During a recent visit I came across the headstone of Patrick Canavan, Lancashire Fusiliers, at the Connaught Cemetery, Thiepval, killed July 1 1916. Additional information supplied said: Husband of Bridget Canavan of Cellar, Rosmuck, Co Galway.
Also the headstone of Patrick Carrick, Royal Inniskilling Fusiliers, also killed on the first day of the Somme, at the Y Ravine Cemetery. It says, simply, ‘born in Galway.’
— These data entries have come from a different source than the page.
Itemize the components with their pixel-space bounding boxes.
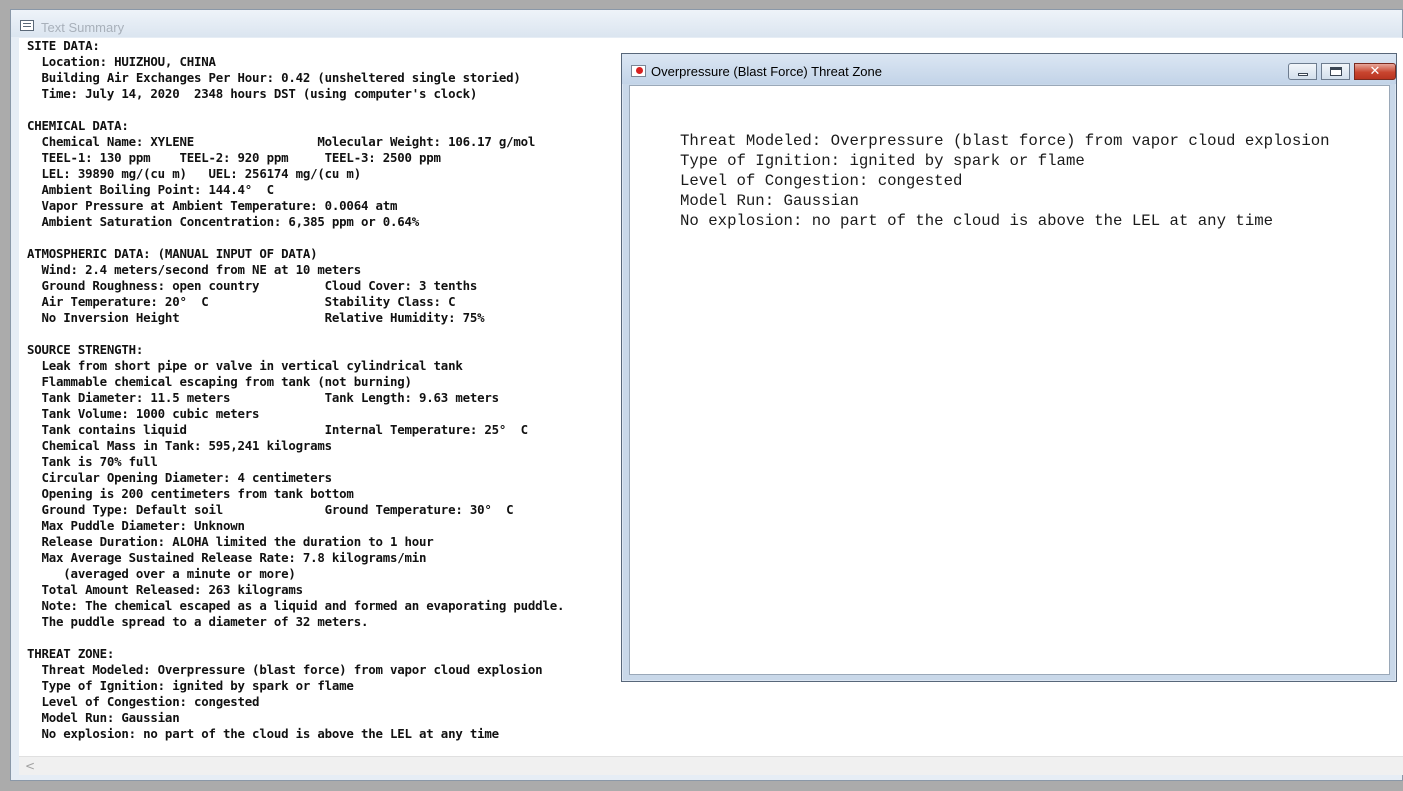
summary-line: SOURCE STRENGTH: bbox=[27, 342, 144, 357]
horizontal-scrollbar[interactable]: < bbox=[19, 756, 1403, 775]
summary-line: Total Amount Released: 263 kilograms bbox=[27, 582, 304, 597]
summary-line: Model Run: Gaussian bbox=[27, 710, 180, 725]
threat-zone-line: Threat Modeled: Overpressure (blast forc… bbox=[680, 132, 1330, 150]
summary-line: Circular Opening Diameter: 4 centimeters bbox=[27, 470, 333, 485]
summary-line: Level of Congestion: congested bbox=[27, 694, 260, 709]
summary-line: Chemical Mass in Tank: 595,241 kilograms bbox=[27, 438, 333, 453]
overpressure-window-titlebar[interactable]: Overpressure (Blast Force) Threat Zone ✕ bbox=[622, 54, 1396, 84]
summary-line: No Inversion Height Relative Humidity: 7… bbox=[27, 310, 485, 325]
summary-line: CHEMICAL DATA: bbox=[27, 118, 129, 133]
summary-line: Ambient Boiling Point: 144.4° C bbox=[27, 182, 275, 197]
summary-line: Tank Diameter: 11.5 meters Tank Length: … bbox=[27, 390, 500, 405]
close-button[interactable]: ✕ bbox=[1354, 63, 1396, 80]
summary-line: Note: The chemical escaped as a liquid a… bbox=[27, 598, 565, 613]
summary-line: Tank is 70% full bbox=[27, 454, 158, 469]
summary-line: Max Average Sustained Release Rate: 7.8 … bbox=[27, 550, 427, 565]
summary-line: No explosion: no part of the cloud is ab… bbox=[27, 726, 500, 741]
summary-line: (averaged over a minute or more) bbox=[27, 566, 296, 581]
threat-zone-line: Level of Congestion: congested bbox=[680, 172, 963, 190]
summary-line: Opening is 200 centimeters from tank bot… bbox=[27, 486, 354, 501]
summary-line: Ground Type: Default soil Ground Tempera… bbox=[27, 502, 514, 517]
summary-line: Tank Volume: 1000 cubic meters bbox=[27, 406, 260, 421]
summary-line: Time: July 14, 2020 2348 hours DST (usin… bbox=[27, 86, 478, 101]
summary-line: ATMOSPHERIC DATA: (MANUAL INPUT OF DATA) bbox=[27, 246, 318, 261]
threat-zone-text: Threat Modeled: Overpressure (blast forc… bbox=[680, 131, 1330, 231]
maximize-icon bbox=[1330, 67, 1342, 76]
document-icon bbox=[20, 20, 34, 31]
summary-line: Leak from short pipe or valve in vertica… bbox=[27, 358, 463, 373]
summary-line: Building Air Exchanges Per Hour: 0.42 (u… bbox=[27, 70, 521, 85]
summary-line: LEL: 39890 mg/(cu m) UEL: 256174 mg/(cu … bbox=[27, 166, 362, 181]
overpressure-window-content: Threat Modeled: Overpressure (blast forc… bbox=[629, 85, 1390, 675]
summary-line: Type of Ignition: ignited by spark or fl… bbox=[27, 678, 354, 693]
threat-zone-line: No explosion: no part of the cloud is ab… bbox=[680, 212, 1274, 230]
minimize-icon bbox=[1298, 73, 1308, 76]
summary-line: Location: HUIZHOU, CHINA bbox=[27, 54, 216, 69]
summary-line: Chemical Name: XYLENE Molecular Weight: … bbox=[27, 134, 536, 149]
summary-line: Ground Roughness: open country Cloud Cov… bbox=[27, 278, 478, 293]
summary-line: Flammable chemical escaping from tank (n… bbox=[27, 374, 412, 389]
aloha-app-icon bbox=[631, 65, 646, 77]
threat-zone-line: Model Run: Gaussian bbox=[680, 192, 859, 210]
scroll-left-arrow-icon[interactable]: < bbox=[25, 759, 35, 773]
maximize-button[interactable] bbox=[1321, 63, 1350, 80]
text-summary-titlebar[interactable]: Text Summary bbox=[11, 10, 1402, 37]
summary-line: Wind: 2.4 meters/second from NE at 10 me… bbox=[27, 262, 362, 277]
summary-line: Ambient Saturation Concentration: 6,385 … bbox=[27, 214, 420, 229]
close-icon: ✕ bbox=[1369, 64, 1381, 79]
summary-line: Max Puddle Diameter: Unknown bbox=[27, 518, 245, 533]
summary-line: Tank contains liquid Internal Temperatur… bbox=[27, 422, 529, 437]
minimize-button[interactable] bbox=[1288, 63, 1317, 80]
summary-line: Vapor Pressure at Ambient Temperature: 0… bbox=[27, 198, 398, 213]
summary-line: TEEL-1: 130 ppm TEEL-2: 920 ppm TEEL-3: … bbox=[27, 150, 441, 165]
text-summary-title: Text Summary bbox=[41, 20, 125, 35]
summary-line: The puddle spread to a diameter of 32 me… bbox=[27, 614, 369, 629]
summary-text: SITE DATA: Location: HUIZHOU, CHINA Buil… bbox=[27, 38, 564, 742]
threat-zone-line: Type of Ignition: ignited by spark or fl… bbox=[680, 152, 1085, 170]
overpressure-window-title: Overpressure (Blast Force) Threat Zone bbox=[651, 64, 882, 79]
summary-line: THREAT ZONE: bbox=[27, 646, 115, 661]
summary-line: Threat Modeled: Overpressure (blast forc… bbox=[27, 662, 543, 677]
overpressure-threat-zone-window[interactable]: Overpressure (Blast Force) Threat Zone ✕… bbox=[621, 53, 1397, 682]
summary-line: SITE DATA: bbox=[27, 38, 100, 53]
summary-line: Air Temperature: 20° C Stability Class: … bbox=[27, 294, 456, 309]
summary-line: Release Duration: ALOHA limited the dura… bbox=[27, 534, 434, 549]
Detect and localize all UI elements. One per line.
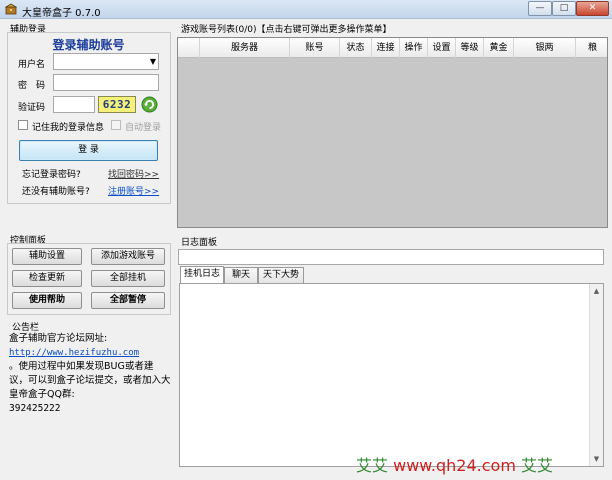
forgot-password-link[interactable]: 找回密码>> bbox=[108, 167, 159, 180]
captcha-field[interactable] bbox=[53, 96, 95, 113]
refresh-icon[interactable] bbox=[141, 96, 158, 113]
column-header-gold[interactable]: 黄金 bbox=[484, 38, 514, 58]
notice-qq: 392425222 bbox=[9, 403, 61, 414]
column-header-server[interactable]: 服务器 bbox=[200, 38, 290, 58]
tab-hangup-log[interactable]: 挂机日志 bbox=[180, 266, 224, 284]
column-header-settings[interactable]: 设置 bbox=[428, 38, 456, 58]
account-list-label: 游戏账号列表(0/0)【点击右键可弹出更多操作菜单】 bbox=[181, 25, 392, 35]
column-header-grain[interactable]: 粮 bbox=[576, 38, 607, 58]
window-title: 大皇帝盒子 0.7.0 bbox=[22, 8, 101, 19]
vertical-scrollbar[interactable]: ▲ ▼ bbox=[589, 284, 603, 466]
password-field[interactable] bbox=[53, 74, 159, 91]
tab-chat[interactable]: 聊天 bbox=[224, 267, 258, 283]
login-title: 登录辅助账号 bbox=[52, 38, 125, 52]
tab-world-trend[interactable]: 天下大势 bbox=[258, 267, 304, 283]
watermark-prefix: 艾艾 bbox=[356, 456, 389, 475]
column-header-status[interactable]: 状态 bbox=[340, 38, 372, 58]
check-update-button[interactable]: 检查更新 bbox=[12, 270, 82, 287]
account-list-header: 服务器 账号 状态 连接 操作 设置 等级 黄金 银两 粮 bbox=[178, 38, 607, 58]
add-game-account-button[interactable]: 添加游戏账号 bbox=[91, 248, 165, 265]
account-list[interactable]: 服务器 账号 状态 连接 操作 设置 等级 黄金 银两 粮 bbox=[177, 37, 608, 228]
watermark-url: www.qh24.com bbox=[393, 456, 516, 475]
help-button[interactable]: 使用帮助 bbox=[12, 292, 82, 309]
start-all-button[interactable]: 全部挂机 bbox=[91, 270, 165, 287]
log-input[interactable] bbox=[178, 249, 604, 265]
notice-line1: 盒子辅助官方论坛网址: bbox=[9, 333, 108, 344]
username-label: 用户名 bbox=[18, 60, 46, 70]
register-text: 还没有辅助账号? bbox=[22, 187, 90, 197]
assist-settings-button[interactable]: 辅助设置 bbox=[12, 248, 82, 265]
app-window: 大皇帝盒子 0.7.0 — □ ✕ 辅助登录 登录辅助账号 用户名 ▼ 密 码 … bbox=[0, 0, 612, 480]
treasure-box-icon bbox=[5, 3, 17, 15]
register-link[interactable]: 注册账号>> bbox=[108, 184, 159, 197]
maximize-button[interactable]: □ bbox=[552, 1, 576, 16]
column-header-operate[interactable]: 操作 bbox=[400, 38, 428, 58]
login-button[interactable]: 登 录 bbox=[19, 140, 158, 161]
captcha-label: 验证码 bbox=[18, 103, 46, 113]
column-header-level[interactable]: 等级 bbox=[456, 38, 484, 58]
autologin-label: 自动登录 bbox=[125, 123, 162, 133]
minimize-button[interactable]: — bbox=[528, 1, 552, 16]
notice-board: 盒子辅助官方论坛网址: http://www.hezifuzhu.com 。使用… bbox=[9, 332, 171, 416]
autologin-checkbox bbox=[111, 120, 121, 130]
notice-line2: 。使用过程中如果发现BUG或者建议，可以到盒子论坛提交，或者加入大皇帝盒子QQ群… bbox=[9, 361, 171, 400]
forgot-password-text: 忘记登录密码? bbox=[22, 170, 81, 180]
watermark: 艾艾 www.qh24.com 艾艾 bbox=[356, 455, 610, 477]
remember-label[interactable]: 记住我的登录信息 bbox=[32, 120, 104, 133]
forum-url-link[interactable]: http://www.hezifuzhu.com bbox=[9, 346, 171, 360]
watermark-suffix: 艾艾 bbox=[521, 456, 554, 475]
password-label: 密 码 bbox=[18, 81, 46, 91]
title-bar[interactable]: 大皇帝盒子 0.7.0 — □ ✕ bbox=[0, 0, 612, 19]
chevron-down-icon[interactable]: ▼ bbox=[150, 54, 156, 69]
log-content[interactable]: ▲ ▼ bbox=[179, 283, 604, 467]
remember-checkbox[interactable] bbox=[18, 120, 28, 130]
column-header-silver[interactable]: 银两 bbox=[514, 38, 576, 58]
username-combobox[interactable]: ▼ bbox=[53, 53, 159, 70]
column-header-account[interactable]: 账号 bbox=[290, 38, 340, 58]
captcha-image[interactable]: 6232 bbox=[98, 96, 136, 113]
column-header-connect[interactable]: 连接 bbox=[372, 38, 400, 58]
column-header-blank[interactable] bbox=[178, 38, 200, 58]
scroll-up-icon[interactable]: ▲ bbox=[590, 284, 603, 298]
close-button[interactable]: ✕ bbox=[576, 1, 609, 16]
pause-all-button[interactable]: 全部暂停 bbox=[91, 292, 165, 309]
log-panel-label: 日志面板 bbox=[181, 238, 218, 248]
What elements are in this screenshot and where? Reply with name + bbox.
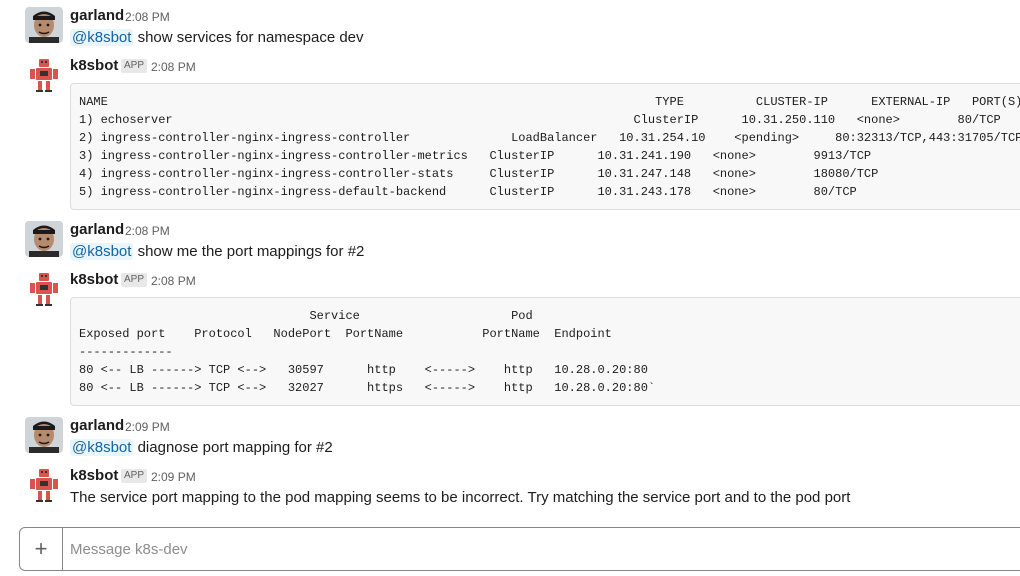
author-name[interactable]: garland: [70, 221, 124, 238]
author-name[interactable]: k8sbot: [70, 467, 118, 484]
timestamp[interactable]: 2:08 PM: [125, 10, 170, 24]
author-name[interactable]: k8sbot: [70, 57, 118, 74]
code-block: Service Pod Exposed port Protocol NodePo…: [70, 297, 1020, 406]
code-line: 5) ingress-controller-nginx-ingress-defa…: [79, 185, 857, 199]
message-text: @k8sbot diagnose port mapping for #2: [70, 438, 333, 458]
user-avatar-icon: [25, 7, 63, 43]
message-text: The service port mapping to the pod mapp…: [70, 489, 851, 506]
author-name[interactable]: garland: [70, 417, 124, 434]
code-line: 3) ingress-controller-nginx-ingress-cont…: [79, 149, 872, 163]
code-line: 1) echoserver ClusterIP 10.31.250.110 <n…: [79, 113, 1001, 127]
robot-avatar-icon: [25, 467, 63, 503]
timestamp[interactable]: 2:08 PM: [125, 224, 170, 238]
app-badge: APP: [121, 469, 148, 483]
message-body: diagnose port mapping for #2: [133, 439, 333, 456]
author-name[interactable]: k8sbot: [70, 271, 118, 288]
timestamp[interactable]: 2:08 PM: [151, 60, 196, 74]
avatar-garland[interactable]: [25, 417, 63, 453]
user-mention[interactable]: @k8sbot: [70, 243, 134, 260]
code-line: Exposed port Protocol NodePort PortName …: [79, 327, 612, 341]
avatar-k8sbot[interactable]: [25, 271, 63, 307]
add-attachment-button[interactable]: +: [20, 528, 63, 570]
code-block: NAME TYPE CLUSTER-IP EXTERNAL-IP PORT(S)…: [70, 83, 1020, 210]
app-badge: APP: [121, 59, 148, 73]
avatar-k8sbot[interactable]: [25, 57, 63, 93]
user-mention[interactable]: @k8sbot: [70, 439, 134, 456]
message-composer: +: [19, 527, 1020, 571]
code-line: -------------: [79, 345, 173, 359]
code-line: Service Pod: [79, 309, 533, 323]
author-name[interactable]: garland: [70, 7, 124, 24]
avatar-garland[interactable]: [25, 221, 63, 257]
message-text: @k8sbot show services for namespace dev: [70, 28, 364, 48]
user-mention[interactable]: @k8sbot: [70, 29, 134, 46]
message-body: show me the port mappings for #2: [133, 243, 365, 260]
app-badge: APP: [121, 273, 148, 287]
user-avatar-icon: [25, 221, 63, 257]
message-body: show services for namespace dev: [133, 29, 364, 46]
robot-avatar-icon: [25, 57, 63, 93]
code-line: 80 <-- LB ------> TCP <--> 32027 https <…: [79, 381, 656, 395]
avatar-garland[interactable]: [25, 7, 63, 43]
code-line: 2) ingress-controller-nginx-ingress-cont…: [79, 131, 1020, 145]
user-avatar-icon: [25, 417, 63, 453]
code-line: 80 <-- LB ------> TCP <--> 30597 http <-…: [79, 363, 648, 377]
message-input[interactable]: [70, 528, 1010, 570]
avatar-k8sbot[interactable]: [25, 467, 63, 503]
robot-avatar-icon: [25, 271, 63, 307]
timestamp[interactable]: 2:08 PM: [151, 274, 196, 288]
timestamp[interactable]: 2:09 PM: [151, 470, 196, 484]
plus-icon: +: [34, 536, 48, 561]
message-text: @k8sbot show me the port mappings for #2: [70, 242, 364, 262]
code-line: NAME TYPE CLUSTER-IP EXTERNAL-IP PORT(S): [79, 95, 1020, 109]
code-line: 4) ingress-controller-nginx-ingress-cont…: [79, 167, 879, 181]
timestamp[interactable]: 2:09 PM: [125, 420, 170, 434]
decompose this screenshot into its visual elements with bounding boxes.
In this moving poem Kipling, having exhausted the land in his search for his son, appeals to the
sea for help:
‘My Boy Jack’
1914-18
“HAVE you news of my boy Jack?
“Not this tide.”
When d’you think that he’ll come back?”
Not with this wind blowing, and this tide.
“Has any one else had word of him?
“Not this tide. For what is sunk will hardly swim,
Not with this wind blowing, and this tide.
“Oh, dear, what comfort can I find?”
None this tide,
Nor any tide,
Except he did not shame his kind---
Not even with that wind blowing, and that tide.
Then hold your head up all the more, This tide,
And every tide;
Because he was the son you bore,
And gave to that wind blowing and that tide.